Twitch, a website where users can watch live streams of video games and other activities, currently has 17,000 “partners,” who generally appear a few times a week, attract hundreds of viewers for each broadcast and get a share of subscription and ad revenue. The company on Friday announced a new “affiliate” program, sort of a minor league for streamers who don’t have large followings but show promise.

The site is dominated by video game players, but includes aspiring chefs, artists and musicians who broadcast their talents. While Twitch doesn’t disclose how much streamers earn, many get paid thousands of dollars a month. Kristen Valnicek, who streams in provocative costumes under the name “KittyPlays,” received $7,000 from a single viewer, Bloomberg reported.

Twitch hopes to attract tens of thousands of streamers into the affiliate program, which will serve as a pipeline to reach partner status, said Ethan Evans, the site’s senior vice president of commerce and developer success. Some streamers need an incentive to buy equipment and invest the time necessary to develop a loyal following, he said.

Viewers will pay the affiliate streamers with a system that rewards performance, which is Twitch’s equivalent of a guitarist performing on a busy street corner for donations. Additional tools letting affiliates make money, such as selling subscriptions, will be added in the future, the company said.

“Because it’s live content, the challenge is your audience needs to know when to find you,” Evans said. “It’s a big commitment to broadcast several days a week.”

Twitch’s move to lower the bar for earning comes after Alphabet Inc.’s YouTube revised its policies so channels can only make money if they attract more than 10,000 views. YouTube’s change, which followed a backlash about ads appearing next to racist videos and other hateful content, made it less likely that advertising would appear next to obscure, unvetted videos.

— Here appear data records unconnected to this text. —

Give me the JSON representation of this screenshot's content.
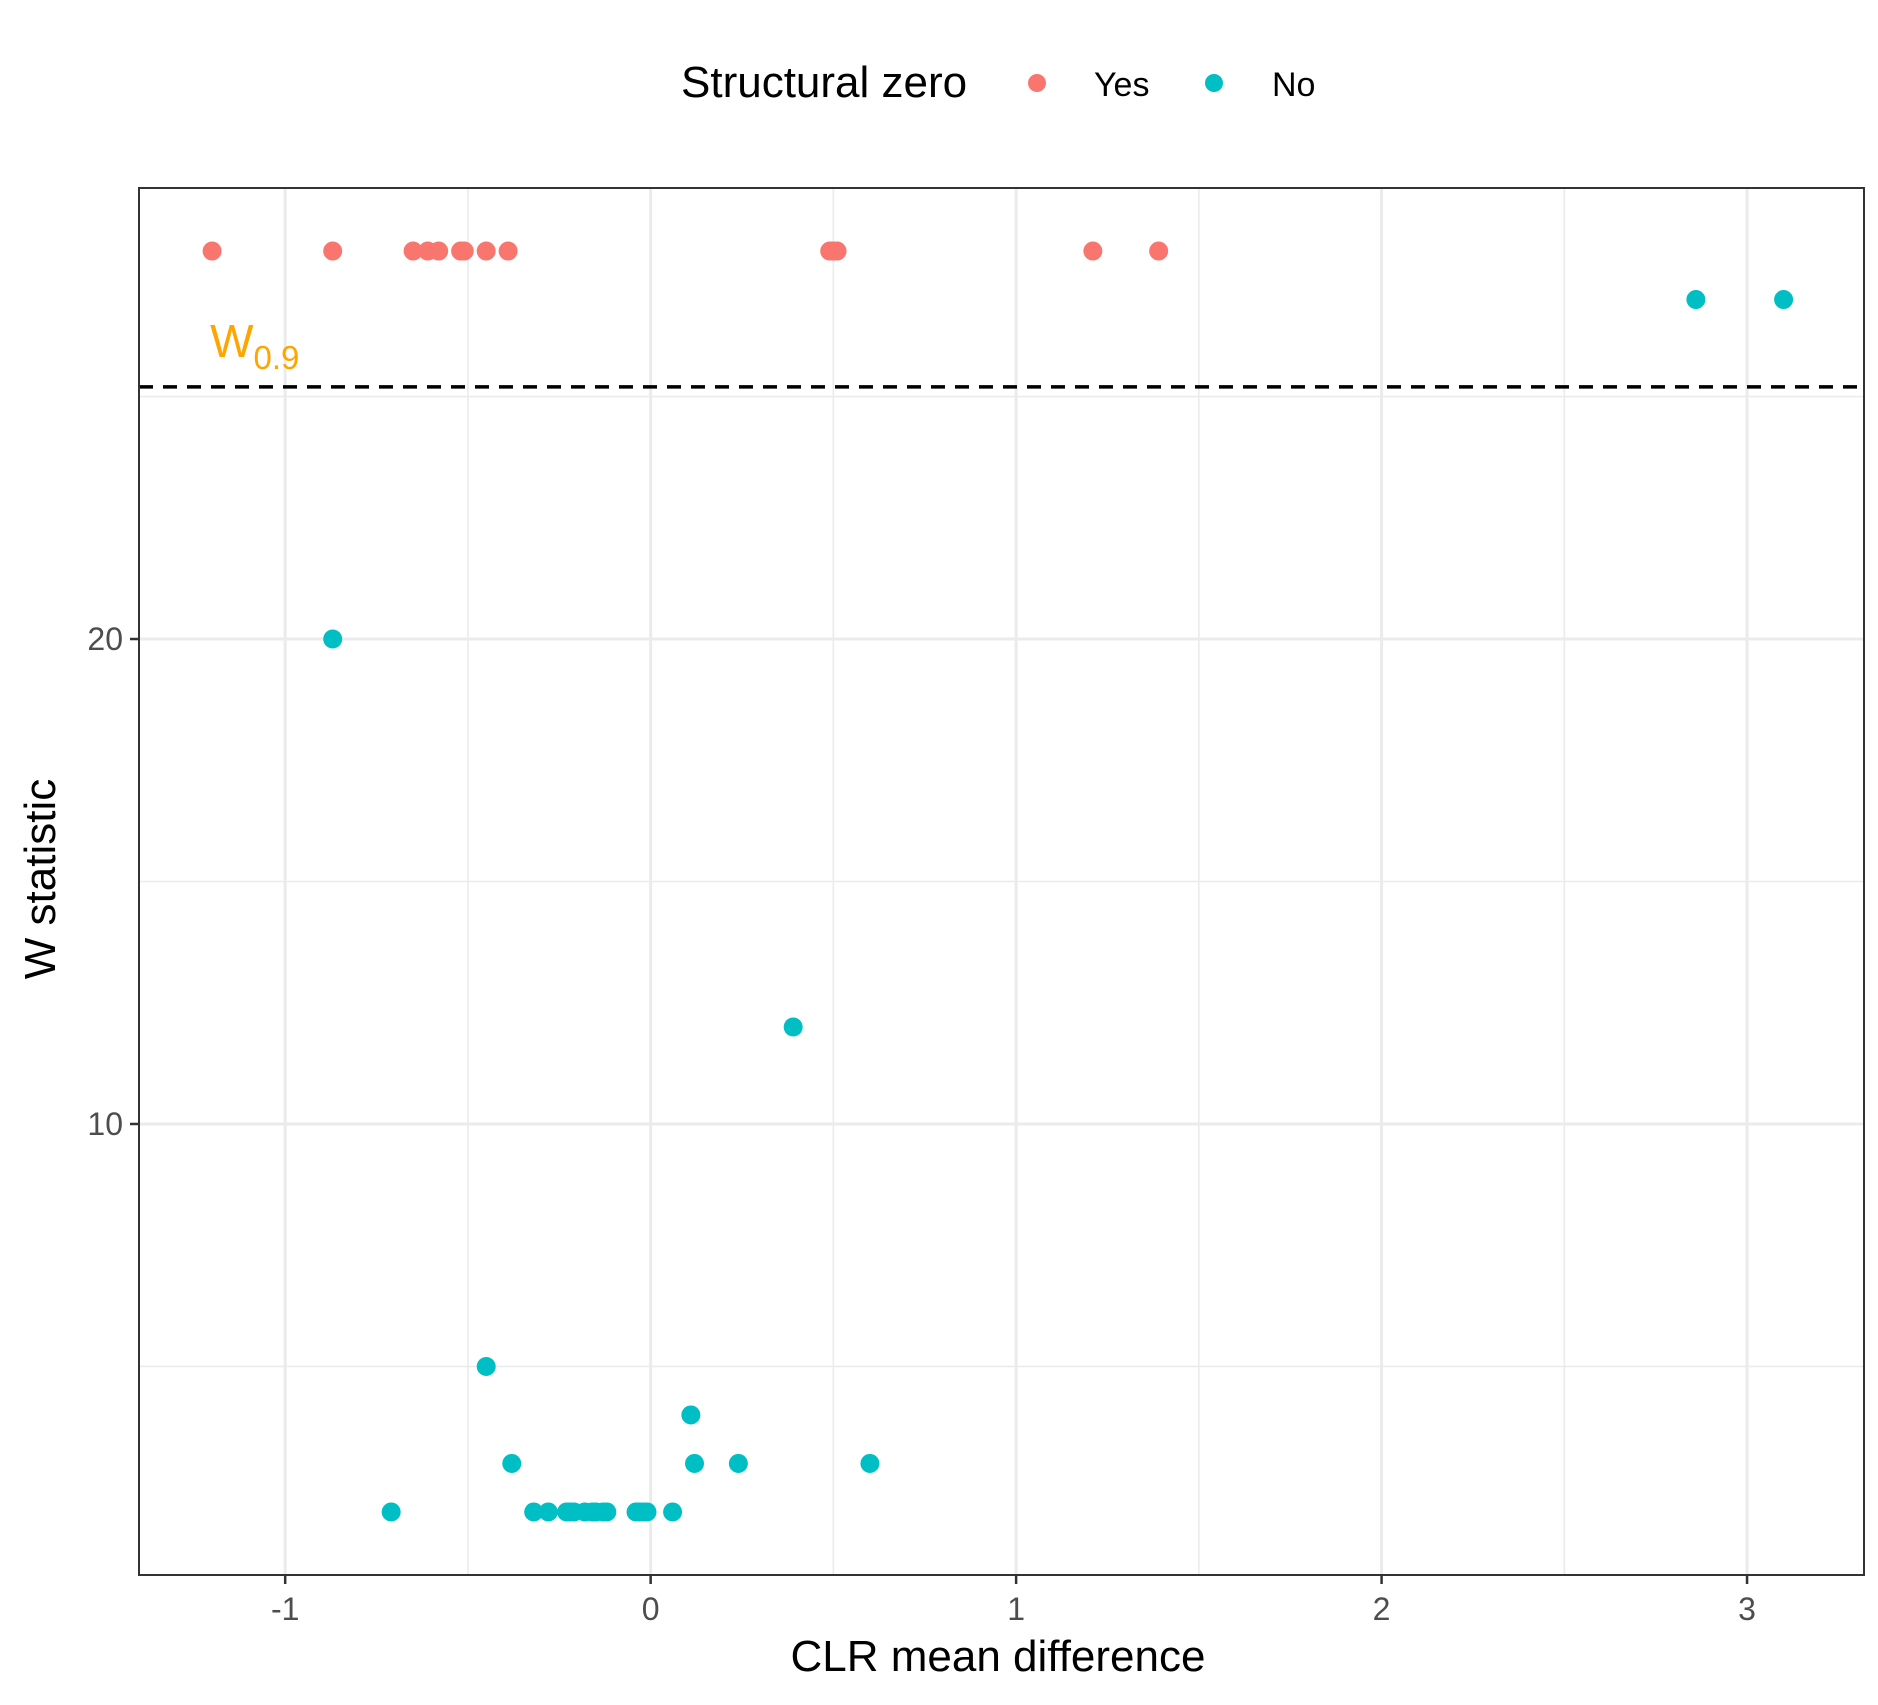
{
  "chart_data": {
    "type": "scatter",
    "xlabel": "CLR mean difference",
    "ylabel": "W statistic",
    "xlim": [
      -1.4,
      3.32
    ],
    "ylim": [
      0.7,
      29.3
    ],
    "x_ticks": [
      -1,
      0,
      1,
      2,
      3
    ],
    "x_tick_labels": [
      "-1",
      "0",
      "1",
      "2",
      "3"
    ],
    "y_ticks": [
      10,
      20
    ],
    "y_tick_labels": [
      "10",
      "20"
    ],
    "x_minor_gridlines": [
      -0.5,
      0.5,
      1.5,
      2.5
    ],
    "y_minor_gridlines": [
      5,
      15,
      25
    ],
    "grid": true,
    "legend": {
      "title": "Structural zero",
      "position": "top",
      "entries": [
        {
          "label": "Yes",
          "color": "#F8766D"
        },
        {
          "label": "No",
          "color": "#00BFC4"
        }
      ]
    },
    "threshold": {
      "y": 25.2,
      "style": "dashed",
      "color": "#000000",
      "label_main": "W",
      "label_sub": "0.9",
      "label_color": "#FFA500",
      "label_x": -1.2
    },
    "series": [
      {
        "name": "Yes",
        "color": "#F8766D",
        "points": [
          [
            -1.2,
            28
          ],
          [
            -0.87,
            28
          ],
          [
            -0.65,
            28
          ],
          [
            -0.61,
            28
          ],
          [
            -0.58,
            28
          ],
          [
            -0.52,
            28
          ],
          [
            -0.51,
            28
          ],
          [
            -0.45,
            28
          ],
          [
            -0.39,
            28
          ],
          [
            0.49,
            28
          ],
          [
            0.5,
            28
          ],
          [
            0.51,
            28
          ],
          [
            1.21,
            28
          ],
          [
            1.39,
            28
          ]
        ]
      },
      {
        "name": "No",
        "color": "#00BFC4",
        "points": [
          [
            2.86,
            27
          ],
          [
            3.1,
            27
          ],
          [
            -0.87,
            20
          ],
          [
            0.39,
            12
          ],
          [
            -0.45,
            5
          ],
          [
            0.11,
            4
          ],
          [
            -0.38,
            3
          ],
          [
            0.12,
            3
          ],
          [
            0.24,
            3
          ],
          [
            0.6,
            3
          ],
          [
            -0.71,
            2
          ],
          [
            -0.32,
            2
          ],
          [
            -0.28,
            2
          ],
          [
            -0.23,
            2
          ],
          [
            -0.22,
            2
          ],
          [
            -0.21,
            2
          ],
          [
            -0.18,
            2
          ],
          [
            -0.16,
            2
          ],
          [
            -0.15,
            2
          ],
          [
            -0.13,
            2
          ],
          [
            -0.12,
            2
          ],
          [
            -0.04,
            2
          ],
          [
            -0.03,
            2
          ],
          [
            -0.02,
            2
          ],
          [
            -0.01,
            2
          ],
          [
            0.06,
            2
          ]
        ]
      }
    ]
  }
}
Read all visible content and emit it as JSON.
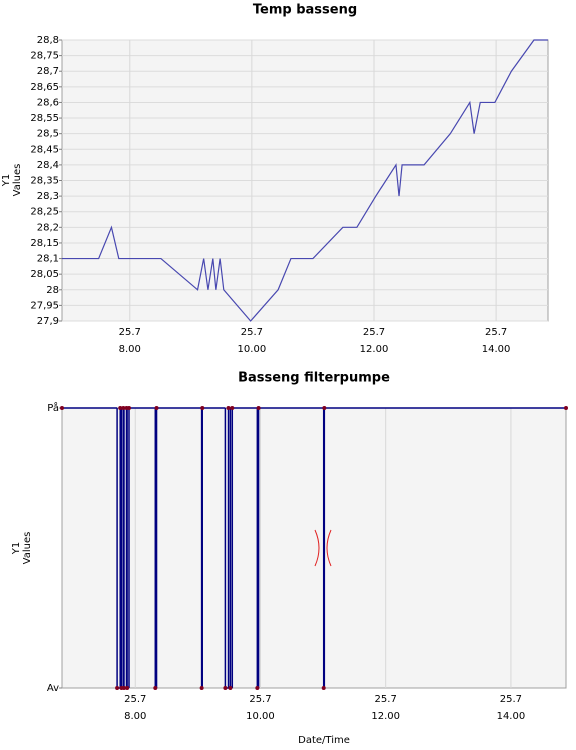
{
  "chart_data": [
    {
      "type": "line",
      "title": "Temp basseng",
      "ylabel": [
        "Y1",
        "Values"
      ],
      "color": "#4848b0",
      "grid": true,
      "x": [
        6.89,
        7.49,
        7.7,
        7.82,
        8.51,
        9.11,
        9.21,
        9.28,
        9.36,
        9.41,
        9.48,
        9.54,
        9.98,
        10.43,
        10.64,
        11.0,
        11.49,
        11.72,
        12.03,
        12.36,
        12.41,
        12.46,
        12.82,
        13.25,
        13.57,
        13.64,
        13.74,
        13.98,
        14.25,
        14.62,
        14.85
      ],
      "values": [
        28.1,
        28.1,
        28.2,
        28.1,
        28.1,
        28.0,
        28.1,
        28.0,
        28.1,
        28.0,
        28.1,
        28.0,
        27.9,
        28.0,
        28.1,
        28.1,
        28.2,
        28.2,
        28.3,
        28.4,
        28.3,
        28.4,
        28.4,
        28.5,
        28.6,
        28.5,
        28.6,
        28.6,
        28.7,
        28.8,
        28.8
      ],
      "xlim": [
        6.89,
        14.85
      ],
      "xticks": [
        {
          "value": 8,
          "label": "8.00"
        },
        {
          "value": 10,
          "label": "10.00"
        },
        {
          "value": 12,
          "label": "12.00"
        },
        {
          "value": 14,
          "label": "14.00"
        }
      ],
      "xtick_dates": [
        "25.7",
        "25.7",
        "25.7",
        "25.7"
      ],
      "ylim": [
        27.9,
        28.8
      ],
      "yticks": [
        {
          "value": 27.9,
          "label": "27,9"
        },
        {
          "value": 27.95,
          "label": "27,95"
        },
        28,
        {
          "value": 28.05,
          "label": "28,05"
        },
        {
          "value": 28.1,
          "label": "28,1"
        },
        {
          "value": 28.15,
          "label": "28,15"
        },
        {
          "value": 28.2,
          "label": "28,2"
        },
        {
          "value": 28.25,
          "label": "28,25"
        },
        {
          "value": 28.3,
          "label": "28,3"
        },
        {
          "value": 28.35,
          "label": "28,35"
        },
        {
          "value": 28.4,
          "label": "28,4"
        },
        {
          "value": 28.45,
          "label": "28,45"
        },
        {
          "value": 28.5,
          "label": "28,5"
        },
        {
          "value": 28.55,
          "label": "28,55"
        },
        {
          "value": 28.6,
          "label": "28,6"
        },
        {
          "value": 28.65,
          "label": "28,65"
        },
        {
          "value": 28.7,
          "label": "28,7"
        },
        {
          "value": 28.75,
          "label": "28,75"
        },
        {
          "value": 28.8,
          "label": "28,8"
        }
      ]
    },
    {
      "type": "step",
      "title": "Basseng filterpumpe",
      "ylabel": [
        "Y1",
        "Values"
      ],
      "xlabel": "Date/Time",
      "color": "#000080",
      "marker_color": "#800020",
      "grid": false,
      "x": [
        6.83,
        7.71,
        7.76,
        7.78,
        7.81,
        7.82,
        7.86,
        7.87,
        7.9,
        8.32,
        8.34,
        9.06,
        9.07,
        9.44,
        9.49,
        9.52,
        9.55,
        9.95,
        9.97,
        11.01,
        11.02,
        14.88
      ],
      "values": [
        1,
        0,
        1,
        0,
        1,
        0,
        1,
        0,
        1,
        0,
        1,
        0,
        1,
        0,
        1,
        0,
        1,
        0,
        1,
        0,
        1,
        1
      ],
      "xlim": [
        6.83,
        14.88
      ],
      "xticks": [
        {
          "value": 8,
          "label": "8.00"
        },
        {
          "value": 10,
          "label": "10.00"
        },
        {
          "value": 12,
          "label": "12.00"
        },
        {
          "value": 14,
          "label": "14.00"
        }
      ],
      "xtick_dates": [
        "25.7",
        "25.7",
        "25.7",
        "25.7"
      ],
      "ylim": [
        0,
        1
      ],
      "yticks": [
        {
          "value": 1,
          "label": "På"
        },
        {
          "value": 0,
          "label": "Av"
        }
      ]
    }
  ]
}
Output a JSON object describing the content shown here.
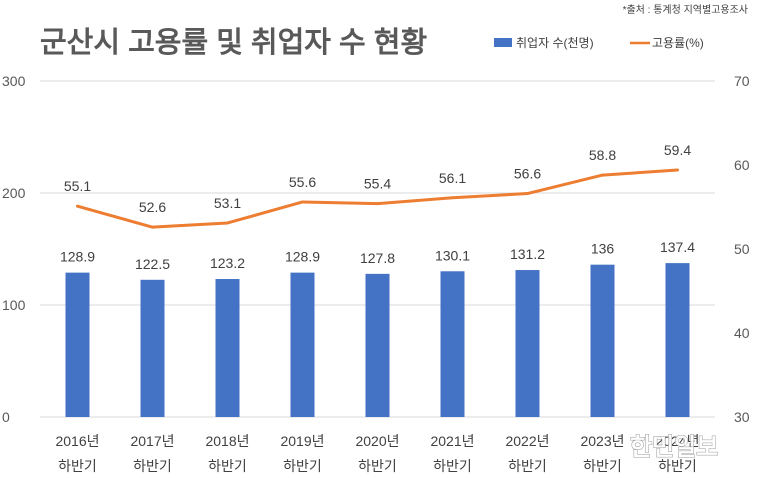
{
  "title": "군산시 고용률 및 취업자 수 현황",
  "source": "*출처 : 통계청 지역별고용조사",
  "watermark": "한민일보",
  "colors": {
    "bar": "#4472c4",
    "line": "#ed7d31"
  },
  "chart_data": {
    "type": "bar",
    "categories": [
      [
        "2016년",
        "하반기"
      ],
      [
        "2017년",
        "하반기"
      ],
      [
        "2018년",
        "하반기"
      ],
      [
        "2019년",
        "하반기"
      ],
      [
        "2020년",
        "하반기"
      ],
      [
        "2021년",
        "하반기"
      ],
      [
        "2022년",
        "하반기"
      ],
      [
        "2023년",
        "하반기"
      ],
      [
        "2024년",
        "하반기"
      ]
    ],
    "series": [
      {
        "name": "취업자 수(천명)",
        "type": "bar",
        "axis": "left",
        "values": [
          128.9,
          122.5,
          123.2,
          128.9,
          127.8,
          130.1,
          131.2,
          136,
          137.4
        ]
      },
      {
        "name": "고용률(%)",
        "type": "line",
        "axis": "right",
        "values": [
          55.1,
          52.6,
          53.1,
          55.6,
          55.4,
          56.1,
          56.6,
          58.8,
          59.4
        ]
      }
    ],
    "y_left": {
      "min": 0,
      "max": 300,
      "ticks": [
        0,
        100,
        200,
        300
      ]
    },
    "y_right": {
      "min": 30,
      "max": 70,
      "ticks": [
        30,
        40,
        50,
        60,
        70
      ]
    },
    "grid": true,
    "legend": "top-right"
  }
}
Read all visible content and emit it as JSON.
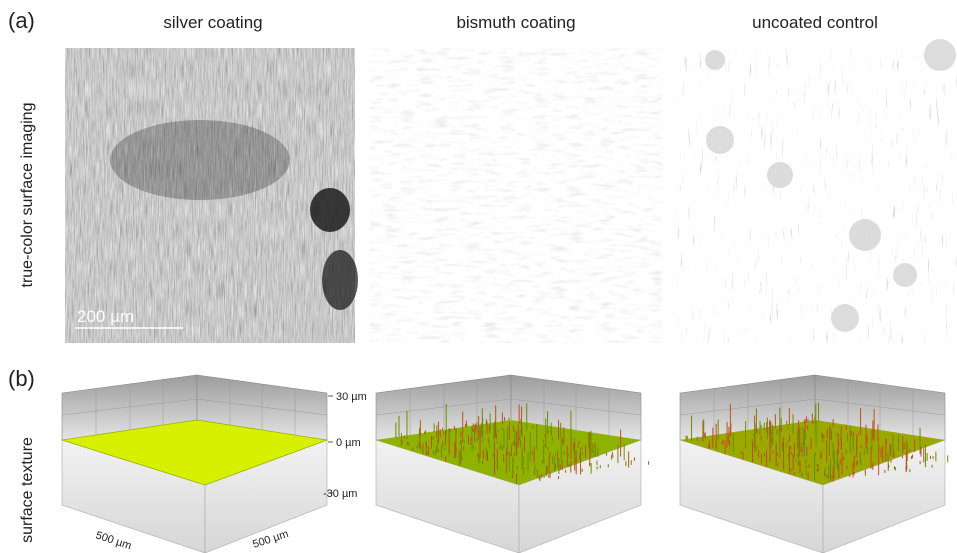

Twitch can more safely provide money-making opportunities given its dominant focus around video games, while YouTube is a more general site that has to be mindful of content that might not be appropriate for mainstream brands, said Paul Verna, an analyst at EMarketer Inc.

“There’s a real tension between appealing to the masses as a place where players at any level can participate and being a place where you have to take care of brand safety and be more of a premium content service,” Verna said. “Even though these low-level creators aren’t generating the bulk of the revenue, they are the foundation. You have to build these platforms from the bottom up and the best way to encourage creation is to let more people participate.”

Twitch is often called the ESPN of video games because it streams competitions featuring professional gamers, letting viewers chat alongside the action, react and pose questions. It also lets people broadcast themselves playing games, some of whom attract devoted followings because they are skilled gamers or have colorful personalities like television hosts.

Twitch is free to watch and attracts 10 million viewers each day. It sells advertising and subscriptions. Subscribers pay $5 a month per channel to interact with their favorite streamers in chat rooms and access emoticons that are popular tools for communicating on the fast-moving site.

Amazon purchased Twitch for about $1 billion in 2014 as part of its online content push that also includes movies and music.